From report to Ruth
The mystery of CORE
Around the same time as TLCP got started, China Open Resources for Education was set up. This is an NGO that was formed by an overseas Chinese who had connections with the MIT project. Several of the top universities in China are "members", and it is currently housed at the Open University of China. Initially they were active in translating MIT courses into Chinese, and also holding several conferences that promoted the development of TLCP in China, but these days they seem to be dormant.
The international open education movement does not know much about TLCP at all - except for the fact that it exists, and is large. The Ministry of Education has never published anything about this in English (there isn't even an official English translation of the topic), and despite the fact that there are over 3000 academic articles about TLCP in Chinese, there has not yet been published a single article about it in English (it has been mentioned in papers about the OER developments, but never more than a sentence or two). CORE has stepped into this vacum with vigor, they have an English language website, and their leader Fun-Den Wang, who spent his adult life in the US, frequently appears at educational conferences "representing" TLCP.
The result is that almost everyone in the open education movement, including high level leaders, believe that CORE is responsible for producing all the TLCP courses in China. This also fits nicely with the international model - in almost every other country, there is a national organization that coordinates the work of universities in producing open courses. However, CORE has no role in the production of TLCP, which is entirely funded and organized by the Ministry of Education, and in fact, the current coordinator for open courses at Beida (which has one of the largest portfolios of open courses in the country) had never even heard about CORE.
As to the second question, what was CORE's involvement, and was there any inspiration from MIT etc whatsoever.
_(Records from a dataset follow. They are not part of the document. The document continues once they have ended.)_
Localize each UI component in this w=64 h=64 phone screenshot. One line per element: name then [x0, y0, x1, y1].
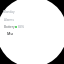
- staticText: Battery: [4, 25, 15, 29]
- button[interactable]: Alarms: [4, 18, 14, 22]
- staticText: Alarms: [4, 18, 14, 22]
- button[interactable]: Monday: [3, 10, 15, 14]
- button[interactable]: Battery: [4, 25, 25, 29]
- button[interactable]: Mu: [7, 31, 13, 36]
- staticText: 84%: [18, 25, 25, 29]
- staticText: Mu: [7, 31, 13, 36]
- staticText: Monday: [3, 10, 15, 14]
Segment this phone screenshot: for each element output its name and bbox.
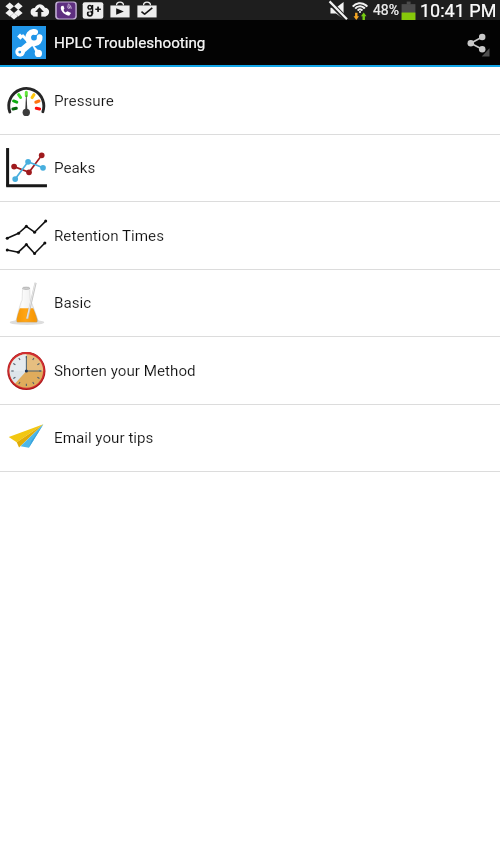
button[interactable]: Share (456, 20, 500, 65)
staticText: Basic (54, 294, 92, 312)
staticText: Shorten your Method (54, 362, 196, 380)
staticText: 48% (373, 2, 399, 18)
button[interactable]: Basic (0, 270, 500, 336)
staticText: Email your tips (54, 429, 154, 447)
staticText: Retention Times (54, 227, 164, 245)
staticText: Peaks (54, 159, 96, 177)
button[interactable]: Retention Times (0, 202, 500, 269)
staticText: Pressure (54, 92, 114, 110)
button[interactable]: Email your tips (0, 405, 500, 471)
staticText: 10:41 PM (420, 0, 497, 20)
button[interactable]: Peaks (0, 135, 500, 201)
button[interactable]: Pressure (0, 67, 500, 134)
staticText: HPLC Troubleshooting (54, 34, 206, 52)
button[interactable]: Shorten your Method (0, 337, 500, 404)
It is hard to saw whether MIT had any impact initially - although I have not found any evidence that it had - but as for CORE, I can say conclusively that they played no role initially - the founding meeting was five months after the announcement of the TLCP project, and at the first meeting, TLCP was not mentioned with a word -- the meeting focused exclusively on translation and making available of foreign (mainly MIT) OCW into China (confirmed by two participants at the initial meeting).
comparison between TLCP and foreign OER projects
although part of the "outcome" of TLCP - the course websites, look superficially like course websites for OpenCourseWare, for example, TLCP is a very unique model. As mentioned above, it does not aim to expand access to education, or to build up a large repository of online learning materials to be used by students. Both the government statements, and the actual organization of the site, strongly suggests that they are meant to inspire other teachers, not to be used directly by students. It is also entirely funded by the state and the provinces, and it chooses courses based on peer review. In most other OER projects, it is funded by the university, and they will put anything up that the instructor agrees to - the fact that the instructor works there is already enough "quality control". TLCP also does not use an open license to allow reuse of its material (this is a complex issue given China's culture w/regards to copyright etc).
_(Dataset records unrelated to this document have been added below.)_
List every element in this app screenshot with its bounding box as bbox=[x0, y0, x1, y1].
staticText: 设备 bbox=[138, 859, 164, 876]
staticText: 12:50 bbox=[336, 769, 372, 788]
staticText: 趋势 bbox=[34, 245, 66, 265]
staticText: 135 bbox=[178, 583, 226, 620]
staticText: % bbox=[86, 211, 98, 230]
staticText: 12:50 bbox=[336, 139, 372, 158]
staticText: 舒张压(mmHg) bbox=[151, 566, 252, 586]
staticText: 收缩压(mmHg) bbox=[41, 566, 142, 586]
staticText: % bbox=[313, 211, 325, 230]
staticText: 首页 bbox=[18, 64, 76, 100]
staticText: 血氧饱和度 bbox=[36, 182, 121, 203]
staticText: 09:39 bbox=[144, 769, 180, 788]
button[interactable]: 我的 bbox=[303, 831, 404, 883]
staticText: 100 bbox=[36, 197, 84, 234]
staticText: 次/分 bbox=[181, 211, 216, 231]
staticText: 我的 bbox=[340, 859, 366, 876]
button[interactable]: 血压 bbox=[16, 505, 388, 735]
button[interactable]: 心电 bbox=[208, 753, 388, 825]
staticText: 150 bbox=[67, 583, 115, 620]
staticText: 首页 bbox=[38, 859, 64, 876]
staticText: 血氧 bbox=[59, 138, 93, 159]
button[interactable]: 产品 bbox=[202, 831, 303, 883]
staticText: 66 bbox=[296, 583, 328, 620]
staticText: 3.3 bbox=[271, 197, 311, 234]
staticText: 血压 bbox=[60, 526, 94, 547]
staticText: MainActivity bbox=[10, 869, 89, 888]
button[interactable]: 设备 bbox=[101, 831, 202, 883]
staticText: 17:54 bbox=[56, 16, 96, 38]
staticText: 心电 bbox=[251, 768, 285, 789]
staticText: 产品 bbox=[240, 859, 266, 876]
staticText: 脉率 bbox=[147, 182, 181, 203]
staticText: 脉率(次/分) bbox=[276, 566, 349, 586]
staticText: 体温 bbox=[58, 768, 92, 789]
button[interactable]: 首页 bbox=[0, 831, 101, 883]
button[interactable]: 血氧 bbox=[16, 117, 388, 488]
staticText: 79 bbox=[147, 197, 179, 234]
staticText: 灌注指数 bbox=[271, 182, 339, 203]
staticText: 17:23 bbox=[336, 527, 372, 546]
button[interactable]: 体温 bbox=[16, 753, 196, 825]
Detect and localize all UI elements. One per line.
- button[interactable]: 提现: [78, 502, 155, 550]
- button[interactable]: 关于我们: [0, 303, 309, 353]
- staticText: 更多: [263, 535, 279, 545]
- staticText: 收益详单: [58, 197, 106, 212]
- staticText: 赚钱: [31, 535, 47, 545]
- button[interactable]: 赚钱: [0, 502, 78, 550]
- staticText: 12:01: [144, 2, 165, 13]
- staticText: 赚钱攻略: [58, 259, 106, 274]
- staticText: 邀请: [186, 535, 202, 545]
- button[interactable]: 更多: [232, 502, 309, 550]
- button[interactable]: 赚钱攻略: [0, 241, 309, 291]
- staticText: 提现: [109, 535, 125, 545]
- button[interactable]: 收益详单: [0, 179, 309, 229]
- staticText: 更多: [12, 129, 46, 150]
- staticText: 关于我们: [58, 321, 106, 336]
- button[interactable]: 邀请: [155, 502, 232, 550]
influence by foreign OER models
People in China who research TLCP, and many of the professors participating, are certainly aware of foreign models, such as MIT OCW. There have also been a number of very good Chinese academic articles introducing these different approaches. People I spoke with said "We know what OCW is, and TLCP is not OCW! there are some similarities, but they are very different". However, my theory is that people's perception of TLCP's purpose and use has been shifted by their understanding of foreign OER projects. Without there having been an official change in policy, there seems to be a shift towards making the websites useful for students to use directly, whether by the Ministry of Ed, which began including "interactivity" in its criteria very recently (something that is not necessary if you just want to inspire other teachers), or researchers who write reports and research papers about how many students access the courses, how they use them to learn etc.